Obwohl einige Mitgliedstaaten wie Litauen, Estland und die Tschechische Republik Taipeh offen entgegengekommen sind, sind die Beziehungen zu Taiwan in Europa nach wie vor ein heikles Thema, denn "es besteht immer noch eine gewisse Nervosität, China zu verärgern", sagt Mareike Ohlberg, Senior Fellow beim German Marshall Fund. Bis heute ist der einzige europäische Staat, der Taiwan als souveräne Nation anerkennt, der Vatikan.
"Verschiedene europäische Regierungen haben sich zu dem erfolgreichen Abschluss der Wahlen geäußert. Aber in einigen Fällen konnte man sehen, dass der gewählte Präsident Lai Ching-te nicht namentlich erwähnt wurde", sagte Ohlberg gegenüber Euronews.
Die Zunahme der offiziellen Besuche in den letzten Jahren sei "größtenteils" ein Versuch, den Mangel an Sicherheitsgarantien auszugleichen, die die EU Taipeh nicht bieten könne - oder wolle -, fügte Ohlberg hinzu.
Stattdessen könne die EU der chinesischen Regierung signalisieren, dass Europa ein Interesse an der Stabilität der Straße von Taiwan habe, einer wichtigen Route für den internationalen Handel und die Lieferung von Halbleitern.
Roy Lee sieht auch eine Annäherung der Ansichten innerhalb der EU zur Verteidigung der taiwanesischen Demokratie und der Notwendigkeit, den Frieden in der Region um jeden Preis zu erhalten.

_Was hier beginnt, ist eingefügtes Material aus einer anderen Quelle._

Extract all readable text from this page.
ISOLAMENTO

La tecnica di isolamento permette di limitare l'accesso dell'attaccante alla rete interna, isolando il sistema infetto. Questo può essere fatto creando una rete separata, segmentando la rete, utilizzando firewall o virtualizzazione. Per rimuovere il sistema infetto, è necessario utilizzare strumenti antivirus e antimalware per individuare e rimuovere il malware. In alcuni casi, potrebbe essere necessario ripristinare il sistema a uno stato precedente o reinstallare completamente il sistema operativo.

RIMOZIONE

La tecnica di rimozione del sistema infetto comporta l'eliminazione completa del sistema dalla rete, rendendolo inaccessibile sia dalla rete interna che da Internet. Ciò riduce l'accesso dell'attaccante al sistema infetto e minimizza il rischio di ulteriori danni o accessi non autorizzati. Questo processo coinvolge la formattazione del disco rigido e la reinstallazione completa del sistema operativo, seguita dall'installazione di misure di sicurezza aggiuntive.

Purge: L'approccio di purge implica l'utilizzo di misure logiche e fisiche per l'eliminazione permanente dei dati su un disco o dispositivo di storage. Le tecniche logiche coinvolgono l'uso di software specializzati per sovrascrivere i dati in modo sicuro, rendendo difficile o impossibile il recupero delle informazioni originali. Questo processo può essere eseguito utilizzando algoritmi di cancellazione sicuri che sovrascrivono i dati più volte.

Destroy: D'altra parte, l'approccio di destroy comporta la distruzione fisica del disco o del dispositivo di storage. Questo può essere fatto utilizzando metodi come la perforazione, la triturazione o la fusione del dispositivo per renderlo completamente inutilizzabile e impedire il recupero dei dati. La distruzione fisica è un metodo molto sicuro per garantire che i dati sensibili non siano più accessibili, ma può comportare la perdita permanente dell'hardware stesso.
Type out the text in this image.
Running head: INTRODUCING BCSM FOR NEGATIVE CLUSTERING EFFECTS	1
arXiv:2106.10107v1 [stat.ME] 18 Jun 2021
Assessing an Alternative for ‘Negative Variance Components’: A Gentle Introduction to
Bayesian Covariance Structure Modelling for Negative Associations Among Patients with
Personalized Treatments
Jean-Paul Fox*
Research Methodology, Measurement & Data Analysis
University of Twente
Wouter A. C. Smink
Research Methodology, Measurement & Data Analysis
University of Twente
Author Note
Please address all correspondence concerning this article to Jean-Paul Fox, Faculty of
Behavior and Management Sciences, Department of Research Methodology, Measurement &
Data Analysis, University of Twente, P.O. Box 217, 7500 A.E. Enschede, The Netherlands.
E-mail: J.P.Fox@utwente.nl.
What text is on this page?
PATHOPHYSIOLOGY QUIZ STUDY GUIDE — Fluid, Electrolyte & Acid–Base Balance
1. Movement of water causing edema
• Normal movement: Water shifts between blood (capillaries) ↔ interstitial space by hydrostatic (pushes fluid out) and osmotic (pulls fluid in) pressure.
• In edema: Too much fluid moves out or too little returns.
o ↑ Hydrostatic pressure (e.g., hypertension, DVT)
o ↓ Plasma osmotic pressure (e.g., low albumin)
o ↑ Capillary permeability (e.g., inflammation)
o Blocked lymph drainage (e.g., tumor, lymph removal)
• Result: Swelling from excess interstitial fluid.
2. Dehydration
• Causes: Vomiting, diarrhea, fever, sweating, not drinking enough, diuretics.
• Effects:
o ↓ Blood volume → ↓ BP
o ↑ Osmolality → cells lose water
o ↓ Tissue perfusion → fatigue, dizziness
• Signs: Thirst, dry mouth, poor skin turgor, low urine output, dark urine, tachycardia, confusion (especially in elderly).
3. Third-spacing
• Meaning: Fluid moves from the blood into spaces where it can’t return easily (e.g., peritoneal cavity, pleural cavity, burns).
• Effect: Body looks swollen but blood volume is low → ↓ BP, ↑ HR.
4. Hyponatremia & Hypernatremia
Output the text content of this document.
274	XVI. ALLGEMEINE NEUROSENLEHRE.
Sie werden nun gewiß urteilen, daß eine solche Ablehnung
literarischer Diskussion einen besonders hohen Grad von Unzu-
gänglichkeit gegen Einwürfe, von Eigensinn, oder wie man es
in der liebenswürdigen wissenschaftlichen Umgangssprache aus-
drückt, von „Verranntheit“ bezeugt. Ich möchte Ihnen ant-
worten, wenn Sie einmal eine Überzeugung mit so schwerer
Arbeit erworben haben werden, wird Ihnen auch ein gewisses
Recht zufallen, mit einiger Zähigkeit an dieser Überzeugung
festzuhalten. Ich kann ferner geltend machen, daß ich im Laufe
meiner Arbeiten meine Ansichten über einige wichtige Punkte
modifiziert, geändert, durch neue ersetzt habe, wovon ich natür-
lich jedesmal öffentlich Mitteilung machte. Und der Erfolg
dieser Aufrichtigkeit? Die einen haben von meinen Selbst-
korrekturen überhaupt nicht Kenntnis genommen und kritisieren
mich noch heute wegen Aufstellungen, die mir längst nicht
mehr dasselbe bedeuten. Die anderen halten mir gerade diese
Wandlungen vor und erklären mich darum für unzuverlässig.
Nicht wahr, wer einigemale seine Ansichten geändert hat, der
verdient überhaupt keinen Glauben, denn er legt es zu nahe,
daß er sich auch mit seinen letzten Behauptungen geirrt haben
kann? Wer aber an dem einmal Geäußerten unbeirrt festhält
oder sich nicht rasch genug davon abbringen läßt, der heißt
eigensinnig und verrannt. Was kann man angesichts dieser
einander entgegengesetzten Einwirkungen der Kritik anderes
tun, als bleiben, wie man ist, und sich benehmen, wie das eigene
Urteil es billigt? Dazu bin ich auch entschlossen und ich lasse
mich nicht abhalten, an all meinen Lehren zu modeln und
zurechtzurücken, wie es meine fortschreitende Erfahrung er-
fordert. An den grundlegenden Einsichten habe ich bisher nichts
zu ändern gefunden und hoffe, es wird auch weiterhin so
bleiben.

"Die entschlossene Unterstützung und der Konsens der EU in Bezug auf die Aufrechterhaltung des Status quo sind umso wichtiger, als wir davon ausgehen, dass China in den nächsten Monaten, wenn nicht sogar Jahren, noch einschüchternder und aggressiver gegenüber Taiwan auftreten wird", sagte der Gesandte und verwies auf die jüngste Entscheidung Naurus, die diplomatischen Beziehungen zu Taiwan zugunsten Chinas abzubrechen.
"Dies ist nur der Anfang einer Reihe von Einschüchterungen", fuhr Lee fort.
"Das Problem ist, dass China nie auf das taiwanesische Volk hört. Sie befassen sich nicht wirklich mit den Auswirkungen des Ergebnisses des demokratischen Prozesses. Sie versuchen immer, die Dinge einseitig zu regeln, aus ihrer eigenen Perspektive.